For GM, the Fremont plant was a way to banish its ossified manufacturing practices and learn Toyota’s new ways to produce vehicles.

For Toyota, NUMMI offered a U.S. beachhead and immersion in the quirks of the nation’s creaky industrial sector.

When the factory’s first vehicle — a Chevy Nova — was produced in 1984, it was not at all certain that GM and Toyota would accomplish their goals.

Both succeeded to a great extent, but maybe not fully.

Some experts think GM was not an apt enough student to avoid bankruptcy, an event that shoved the factory onto a fast track to shutdown. Others suggested that Toyota never became comfortable with the NUMMI union.

“General Motors did try to learn the Japanese techniques and how to make the operation more streamlined and introduce quality control,” Wong said. “Perhaps GM could have done better.”

Still, successes far outstripped disappointments, according to several analysts. NUMMI marked the first time that Toyota had to deal with an organized work force and the sometimes arcane work rules of the United Auto Workers.

“The big question mark was whether Toyota’s legendary production system could work, even with a unionized American work force,” said University of California-Berkeley professor Harley Shaiken, a member of the university’s Institute for Research on Labor and Employment.

The answer was yes — even a resounding yes.

“From early on, NUMMI was a plant that was competitive with Japan’s plants,” Shaiken said. “And NUMMI was at the top of the list among American auto plants.”

Consistent quality

New verbiage arrived in the United States, along with newfangled ways to make cars, due to NUMMI.

Kaizen, the Japanese word for continuous improvement, became a staple of the language at the plant. Just-in-time manufacturing, a more streamlined assembly process, was another catchphrase.

The concept of team members and team leaders replaced the tradition of workers and foremen. Rank-and-file team members were empowered to halt the assembly line if they saw fit.

“It was a great way for Toyota to explore how its manufacturing systems could be adapted in the U.S.,” Toyota spokesman Mike Goss said. “We also learned a great deal about how American ingenuity can be applied to our systems. Toyota greatly valued the NUMMI experience.”

“NUMMI played an important role in the history of the U.S. automotive industry, and that’s something of which we are very proud,” said Lance Tomasu, a NUMMI spokesman. “We’re also proud that generations of workers learned important skills and built careers working at NUMMI.”

At the end of February, when NUMMI workers knew they only had a few weeks left, a surprise audit confirmed that quality had not eroded.

Toyota inspectors checked 100 vehicles, split evenly between Corolla passenger cars and Tacoma trucks, said David Karlin, a quality control team leader on the Tacoma truck line.

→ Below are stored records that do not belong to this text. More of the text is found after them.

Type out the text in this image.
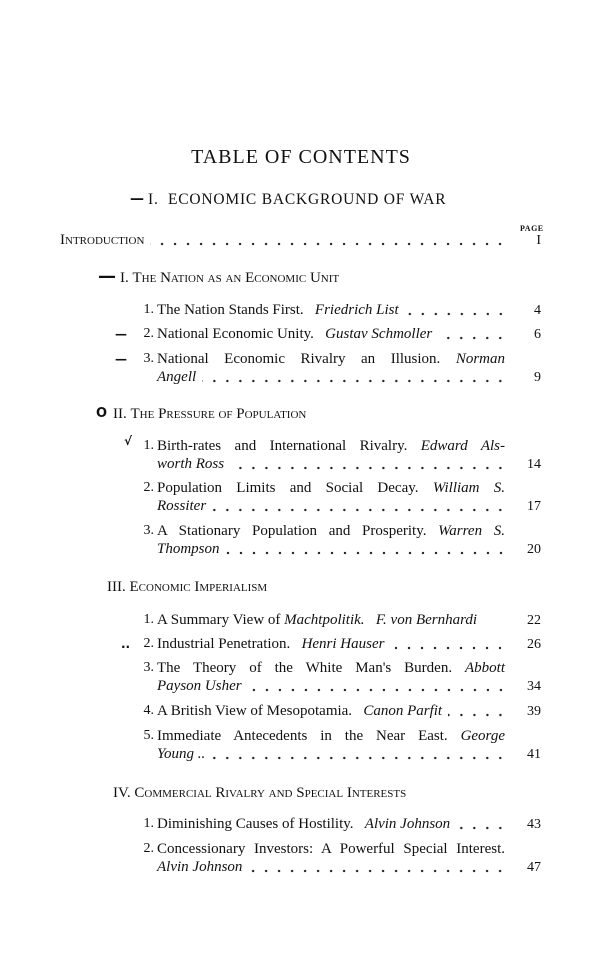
TABLE OF CONTENTS
— I. ECONOMIC BACKGROUND OF WAR
PAGE
Introduction	I
— I. The Nation as an Economic Unit
1. The Nation Stands First.
Friedrich List	4
—	2. National Economic Unity.
Gustav Schmoller	6
—	3. National Economic Rivalry an Illusion. Norman
Angell	9
O II. The Pressure of Population
√ 1. Birth-rates and International Rivalry. Edward Als-
worth Ross	14
2. Population Limits and Social Decay. William S.
Rossiter	17
3. A Stationary Population and Prosperity. Warren S.
Thompson	20
III. Economic Imperialism
1. A Summary View of
Machtpolitik.
F. von Bernhardi	22
.. 2. Industrial Penetration.
Henri Hauser	26
3. The Theory of the White Man's Burden. Abbott
Payson Usher	34
4. A British View of Mesopotamia.
Canon Parfit	39
5. Immediate Antecedents in the Near East. George
Young ..	41
IV. Commercial Rivalry and Special Interests
1. Diminishing Causes of Hostility.
Alvin Johnson	43
2. Concessionary Investors: A Powerful Special Interest.
Alvin Johnson	47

The audit found that the Corollas had 0.1 defects per 100 vehicles, and the Tacomas had 0.16 defects per 100, Karlin said. The goal was 0.2 defects per 100 vehicles.

“That was an awesome result,” Karlin said. “The quality is still there.”

Overcapacity

Rich Castaneda, a San Jose resident who works in quality control on the Corolla at NUMMI, recalls the differences between his years at the Ford plant in Milpitas and at the NUMMI factory.

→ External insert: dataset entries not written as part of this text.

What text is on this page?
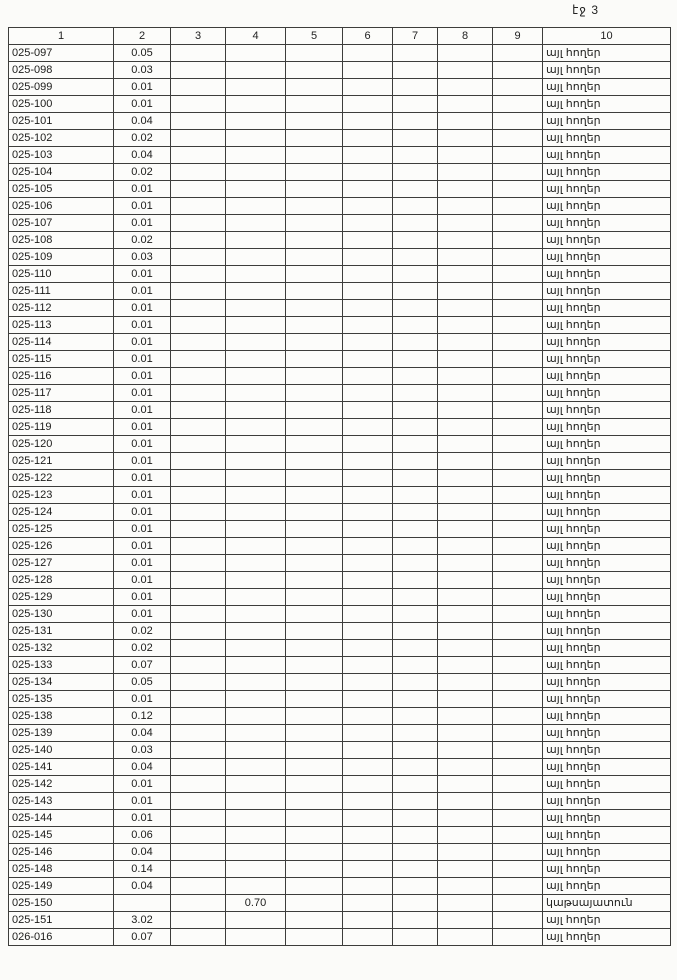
էջ 3
1	2	3	4	5	6	7	8	9	10
025-097	0.05								այլ հողեր
025-098	0.03								այլ հողեր
025-099	0.01								այլ հողեր
025-100	0.01								այլ հողեր
025-101	0.04								այլ հողեր
025-102	0.02								այլ հողեր
025-103	0.04								այլ հողեր
025-104	0.02								այլ հողեր
025-105	0.01								այլ հողեր
025-106	0.01								այլ հողեր
025-107	0.01								այլ հողեր
025-108	0.02								այլ հողեր
025-109	0.03								այլ հողեր
025-110	0.01								այլ հողեր
025-111	0.01								այլ հողեր
025-112	0.01								այլ հողեր
025-113	0.01								այլ հողեր
025-114	0.01								այլ հողեր
025-115	0.01								այլ հողեր
025-116	0.01								այլ հողեր
025-117	0.01								այլ հողեր
025-118	0.01								այլ հողեր
025-119	0.01								այլ հողեր
025-120	0.01								այլ հողեր
025-121	0.01								այլ հողեր
025-122	0.01								այլ հողեր
025-123	0.01								այլ հողեր
025-124	0.01								այլ հողեր
025-125	0.01								այլ հողեր
025-126	0.01								այլ հողեր
025-127	0.01								այլ հողեր
025-128	0.01								այլ հողեր
025-129	0.01								այլ հողեր
025-130	0.01								այլ հողեր
025-131	0.02								այլ հողեր
025-132	0.02								այլ հողեր
025-133	0.07								այլ հողեր
025-134	0.05								այլ հողեր
025-135	0.01								այլ հողեր
025-138	0.12								այլ հողեր
025-139	0.04								այլ հողեր
025-140	0.03								այլ հողեր
025-141	0.04								այլ հողեր
025-142	0.01								այլ հողեր
025-143	0.01								այլ հողեր
025-144	0.01								այլ հողեր
025-145	0.06								այլ հողեր
025-146	0.04								այլ հողեր
025-148	0.14								այլ հողեր
025-149	0.04								այլ հողեր
025-150			0.70						կաթսայատուն
025-151	3.02								այլ հողեր
026-016	0.07								այլ հողեր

“The quality is so much better at NUMMI,” he said. “At Ford, you did only one job unless somebody quit or retired. At NUMMI, I was taught five or six jobs.”

Perhaps NUMMI was a victim of its own success. Toyota learned so much from the plant about how to manufacture in North America that over the decades it became a less essential cog for the automaker.

“NUMMI just lived past its useful life,” Cole said. “The real curse was the overcapacity. NUMMI had old capacity, and old capacity is always more vulnerable.”

Nevertheless, American industry leaders learned much.

“In the new century, American car manufacturing has the same quality as the foreign companies,” Wong said. “That all started with NUMMI.”